Cody spent most of Wednesday’s hour trying to undo the tight spot into which he’d put Alex, to that end even coming close to throwing a tedious competition in which house-guests had to build little towers of fake starfish. The rest of the time, Cody did that extremely unnerving thing of his: having one-on-one conversations with people in which the other person does all the talking while he stands there, poker-faced and silent. It may help his strategy — no one, including me, knows what he’s thinking, although I suspect it’s usually something like, “Me want hamburger” — but it certainly does not yield scintillating chatter.

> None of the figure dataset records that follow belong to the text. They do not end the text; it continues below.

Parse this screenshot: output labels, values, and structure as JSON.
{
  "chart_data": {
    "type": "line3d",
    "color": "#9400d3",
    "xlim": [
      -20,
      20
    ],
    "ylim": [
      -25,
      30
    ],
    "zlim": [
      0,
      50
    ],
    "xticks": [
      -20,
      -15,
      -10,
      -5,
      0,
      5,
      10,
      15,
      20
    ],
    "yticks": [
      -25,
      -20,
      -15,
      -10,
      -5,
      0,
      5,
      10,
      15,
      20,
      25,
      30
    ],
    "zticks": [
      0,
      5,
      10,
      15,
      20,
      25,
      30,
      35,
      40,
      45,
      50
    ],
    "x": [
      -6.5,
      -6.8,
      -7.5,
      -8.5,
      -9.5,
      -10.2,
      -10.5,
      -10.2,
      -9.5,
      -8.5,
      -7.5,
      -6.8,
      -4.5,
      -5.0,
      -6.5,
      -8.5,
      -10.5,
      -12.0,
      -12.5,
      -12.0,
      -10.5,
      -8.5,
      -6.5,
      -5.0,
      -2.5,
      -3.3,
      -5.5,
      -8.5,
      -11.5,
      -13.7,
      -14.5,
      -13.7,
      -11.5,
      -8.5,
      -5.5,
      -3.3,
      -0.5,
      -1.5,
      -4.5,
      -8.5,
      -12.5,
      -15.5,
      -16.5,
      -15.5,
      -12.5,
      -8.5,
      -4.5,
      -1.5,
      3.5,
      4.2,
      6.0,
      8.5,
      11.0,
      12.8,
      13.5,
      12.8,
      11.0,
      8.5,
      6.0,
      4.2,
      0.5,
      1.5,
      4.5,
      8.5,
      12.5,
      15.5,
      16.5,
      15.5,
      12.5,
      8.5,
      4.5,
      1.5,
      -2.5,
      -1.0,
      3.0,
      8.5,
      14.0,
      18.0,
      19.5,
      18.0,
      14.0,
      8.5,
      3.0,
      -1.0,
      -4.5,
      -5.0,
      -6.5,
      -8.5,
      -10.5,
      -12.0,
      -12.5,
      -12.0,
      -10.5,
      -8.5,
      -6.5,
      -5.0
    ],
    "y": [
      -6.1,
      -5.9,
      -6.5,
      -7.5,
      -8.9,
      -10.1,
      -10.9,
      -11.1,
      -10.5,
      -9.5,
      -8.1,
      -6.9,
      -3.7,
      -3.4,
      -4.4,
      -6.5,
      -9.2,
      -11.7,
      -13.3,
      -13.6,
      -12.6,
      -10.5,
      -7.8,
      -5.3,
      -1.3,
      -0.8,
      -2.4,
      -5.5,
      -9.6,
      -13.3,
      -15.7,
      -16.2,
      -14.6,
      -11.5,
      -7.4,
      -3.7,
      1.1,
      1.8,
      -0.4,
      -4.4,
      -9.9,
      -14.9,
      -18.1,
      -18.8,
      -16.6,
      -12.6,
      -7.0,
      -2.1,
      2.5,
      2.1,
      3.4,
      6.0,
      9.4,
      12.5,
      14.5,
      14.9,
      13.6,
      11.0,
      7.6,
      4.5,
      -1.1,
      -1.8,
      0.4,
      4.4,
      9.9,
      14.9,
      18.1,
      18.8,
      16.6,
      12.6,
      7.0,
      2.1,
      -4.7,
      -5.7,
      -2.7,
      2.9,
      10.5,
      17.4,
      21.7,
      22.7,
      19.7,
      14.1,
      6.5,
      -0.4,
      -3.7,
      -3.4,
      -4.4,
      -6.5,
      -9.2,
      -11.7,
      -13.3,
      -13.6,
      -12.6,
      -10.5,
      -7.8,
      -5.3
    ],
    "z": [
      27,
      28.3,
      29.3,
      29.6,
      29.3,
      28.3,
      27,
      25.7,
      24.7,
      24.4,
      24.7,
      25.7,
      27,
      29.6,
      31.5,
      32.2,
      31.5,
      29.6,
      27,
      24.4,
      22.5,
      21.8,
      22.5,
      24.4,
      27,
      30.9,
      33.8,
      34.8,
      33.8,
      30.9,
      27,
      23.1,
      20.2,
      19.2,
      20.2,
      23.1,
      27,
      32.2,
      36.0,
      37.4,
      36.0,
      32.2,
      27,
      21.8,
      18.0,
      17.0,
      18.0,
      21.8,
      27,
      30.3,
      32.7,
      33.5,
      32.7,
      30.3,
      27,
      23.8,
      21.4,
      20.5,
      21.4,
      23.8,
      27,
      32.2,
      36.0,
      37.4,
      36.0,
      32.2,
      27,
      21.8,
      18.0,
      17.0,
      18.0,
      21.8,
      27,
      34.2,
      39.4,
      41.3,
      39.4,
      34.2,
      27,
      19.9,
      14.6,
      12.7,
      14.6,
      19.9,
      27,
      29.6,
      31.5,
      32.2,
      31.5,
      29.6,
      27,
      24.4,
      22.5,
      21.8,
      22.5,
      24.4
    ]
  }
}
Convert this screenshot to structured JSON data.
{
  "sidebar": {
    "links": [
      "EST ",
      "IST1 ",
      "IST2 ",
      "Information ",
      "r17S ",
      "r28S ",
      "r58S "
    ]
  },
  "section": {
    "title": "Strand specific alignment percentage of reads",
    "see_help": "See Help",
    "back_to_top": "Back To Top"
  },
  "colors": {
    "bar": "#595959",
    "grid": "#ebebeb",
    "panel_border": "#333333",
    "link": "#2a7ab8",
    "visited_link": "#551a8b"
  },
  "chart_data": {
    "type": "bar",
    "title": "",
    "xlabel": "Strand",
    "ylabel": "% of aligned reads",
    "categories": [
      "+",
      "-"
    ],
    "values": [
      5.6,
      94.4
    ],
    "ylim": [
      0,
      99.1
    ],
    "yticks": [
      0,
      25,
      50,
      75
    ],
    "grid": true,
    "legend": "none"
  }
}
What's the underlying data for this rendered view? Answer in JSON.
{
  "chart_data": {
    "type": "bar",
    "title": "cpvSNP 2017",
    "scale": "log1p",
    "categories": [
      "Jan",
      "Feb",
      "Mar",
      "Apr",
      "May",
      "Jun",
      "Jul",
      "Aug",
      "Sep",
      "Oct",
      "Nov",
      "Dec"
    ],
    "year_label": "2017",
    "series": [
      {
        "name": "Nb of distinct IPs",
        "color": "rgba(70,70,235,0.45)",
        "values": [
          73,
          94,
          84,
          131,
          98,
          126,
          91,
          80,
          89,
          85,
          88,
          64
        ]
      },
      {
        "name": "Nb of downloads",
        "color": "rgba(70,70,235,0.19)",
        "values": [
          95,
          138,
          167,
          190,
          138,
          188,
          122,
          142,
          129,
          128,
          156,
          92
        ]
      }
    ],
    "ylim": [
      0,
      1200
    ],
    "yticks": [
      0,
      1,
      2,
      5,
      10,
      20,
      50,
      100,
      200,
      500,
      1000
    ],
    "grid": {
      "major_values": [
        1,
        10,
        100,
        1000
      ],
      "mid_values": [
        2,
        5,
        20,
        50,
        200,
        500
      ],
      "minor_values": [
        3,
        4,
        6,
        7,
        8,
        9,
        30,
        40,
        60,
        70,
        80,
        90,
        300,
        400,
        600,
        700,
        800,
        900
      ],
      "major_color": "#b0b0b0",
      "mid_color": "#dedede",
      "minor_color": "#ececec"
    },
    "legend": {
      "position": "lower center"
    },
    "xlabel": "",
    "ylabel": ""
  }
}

The new season is barely two weeks old, yet it is possible to pick favorites: after all, within the house, at least six people have already paired off into nuzzling couples, so why shouldn’t we? (Pick favorites, I mean — I wasn’t suggesting that you and I should team up.) I admit to a fondness for Jason, the rodeo clown who likes to wear a cowboy hat to hide his bald patch, and who doesn’t love Kevin, the Boston sharpie who refers to emojis as “mojo”s?

I will grant you there is a drama inherent in Elena, the “radio personality” whose lips seem to grow bigger with each episode. And it’s just a matter of time before ticking-time-bomb Josh explodes due to a self-created drama taking place solely within his skull. But even so pointlessly complicated a new “temptation” as the Pendant of Protection cannot render Paul an intriguing villain. In this, I agree with Cody (if indeed this is what Cody is thinking, because what Cody says or doesn’t say rarely matches what Cody does): Paul has to go.

Big Brother airs Wednesdays and Thursdays at 9 p.m., and Sundays at 8 p.m., on CBS.